While the 2004 Data and Technical Standards Notice does not explicitly address issues of data ownership, it's important to remember that the CoC Program Interim Rule gives CoCs authority over and responsibility of HMIS. As a result, data ownership questions should be addressed by the CoC(s) through any HMIS governance, policies, and/or agreements in place between associated parties.

At the most basic level, clients own their personal data. When a client seeks assistance from a service provider, the service provider's privacy policy governs the transfer of this ownership. The policy details what will be done with the collected data and the client must consent to this policy. For example, a provider's privacy policy may indicate that certain client information will be shared with other HMIS participating agencies in order to facilitate more efficient service delivery for the client throughout the homeless services system.

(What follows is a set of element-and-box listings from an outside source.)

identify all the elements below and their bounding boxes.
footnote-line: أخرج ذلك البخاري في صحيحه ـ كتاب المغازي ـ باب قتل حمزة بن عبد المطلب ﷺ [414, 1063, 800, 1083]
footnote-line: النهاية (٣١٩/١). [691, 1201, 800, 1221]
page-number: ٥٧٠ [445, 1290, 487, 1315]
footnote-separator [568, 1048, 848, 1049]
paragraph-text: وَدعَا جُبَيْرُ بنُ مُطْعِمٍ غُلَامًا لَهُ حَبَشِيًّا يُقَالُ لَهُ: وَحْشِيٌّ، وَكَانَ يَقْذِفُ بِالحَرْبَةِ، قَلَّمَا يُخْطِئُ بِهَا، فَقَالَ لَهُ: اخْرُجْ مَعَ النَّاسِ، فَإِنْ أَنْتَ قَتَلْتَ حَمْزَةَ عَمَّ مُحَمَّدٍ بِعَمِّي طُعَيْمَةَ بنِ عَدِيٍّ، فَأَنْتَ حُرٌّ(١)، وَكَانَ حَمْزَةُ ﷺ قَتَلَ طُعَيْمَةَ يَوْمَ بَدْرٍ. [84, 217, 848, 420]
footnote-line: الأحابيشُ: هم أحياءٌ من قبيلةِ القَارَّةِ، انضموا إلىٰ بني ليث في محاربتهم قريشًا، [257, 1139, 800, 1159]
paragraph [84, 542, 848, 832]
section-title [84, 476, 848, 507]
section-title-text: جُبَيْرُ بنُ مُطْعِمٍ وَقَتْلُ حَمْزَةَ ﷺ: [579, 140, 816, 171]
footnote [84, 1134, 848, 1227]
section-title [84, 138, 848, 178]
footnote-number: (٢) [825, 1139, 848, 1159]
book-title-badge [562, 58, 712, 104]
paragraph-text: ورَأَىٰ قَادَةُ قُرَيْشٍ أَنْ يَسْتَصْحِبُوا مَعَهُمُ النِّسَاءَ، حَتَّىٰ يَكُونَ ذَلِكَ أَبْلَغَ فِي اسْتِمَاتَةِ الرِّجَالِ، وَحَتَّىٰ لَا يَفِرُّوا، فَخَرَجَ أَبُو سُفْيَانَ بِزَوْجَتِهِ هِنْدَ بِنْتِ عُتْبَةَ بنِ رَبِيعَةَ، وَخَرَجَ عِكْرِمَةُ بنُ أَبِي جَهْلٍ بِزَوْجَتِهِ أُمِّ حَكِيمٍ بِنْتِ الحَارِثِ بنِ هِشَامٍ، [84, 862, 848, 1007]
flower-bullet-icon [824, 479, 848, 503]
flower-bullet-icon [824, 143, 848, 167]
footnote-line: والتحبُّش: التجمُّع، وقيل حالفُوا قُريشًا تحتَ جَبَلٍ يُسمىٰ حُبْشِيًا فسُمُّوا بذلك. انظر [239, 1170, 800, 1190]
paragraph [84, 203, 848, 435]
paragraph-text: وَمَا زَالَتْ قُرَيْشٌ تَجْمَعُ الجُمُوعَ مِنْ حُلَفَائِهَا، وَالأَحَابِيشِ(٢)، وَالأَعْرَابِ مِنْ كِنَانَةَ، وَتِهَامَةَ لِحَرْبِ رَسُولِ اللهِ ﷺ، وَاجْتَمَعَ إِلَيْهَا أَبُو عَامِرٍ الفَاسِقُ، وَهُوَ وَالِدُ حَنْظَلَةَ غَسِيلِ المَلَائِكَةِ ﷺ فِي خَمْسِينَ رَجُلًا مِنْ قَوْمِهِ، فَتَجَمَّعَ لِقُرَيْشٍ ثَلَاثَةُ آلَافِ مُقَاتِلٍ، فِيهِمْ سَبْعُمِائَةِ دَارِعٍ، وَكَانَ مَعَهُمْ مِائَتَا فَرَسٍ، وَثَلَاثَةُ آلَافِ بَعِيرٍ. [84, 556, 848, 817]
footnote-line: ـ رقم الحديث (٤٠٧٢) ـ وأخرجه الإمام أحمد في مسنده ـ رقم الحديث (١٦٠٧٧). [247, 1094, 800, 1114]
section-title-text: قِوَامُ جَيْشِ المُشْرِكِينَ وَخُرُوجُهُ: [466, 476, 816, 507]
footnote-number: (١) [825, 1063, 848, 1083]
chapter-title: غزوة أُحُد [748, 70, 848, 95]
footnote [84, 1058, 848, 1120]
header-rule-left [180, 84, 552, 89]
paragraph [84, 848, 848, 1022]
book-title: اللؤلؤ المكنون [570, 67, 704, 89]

When a service provider enters the data for this client and all other clients served into HMIS, the HMIS participation agreement between the service provider and the HMIS Lead governs the transfer of ownership, again detailing what will be done with the collected data.

Existing HMIS policy recognizes the administrative responsibilities of HMIS Leads and System Administrators in 4.1.3(3) of the 2004 HUD Data and Technical Standards Notice, which establishes that Covered Homeless Organizations (CHOs) may use or disclose protected personal information (PII) from an HMIS to carry out administrative functions, including but not limited to legal, audit, personnel, oversight and management functions. There is an understanding that if the HMIS Lead role, and its accompanying functions and responsibilities, shift from one agency to another, the allowable disclosure for the purposes in 4.1.3(3) shift as well.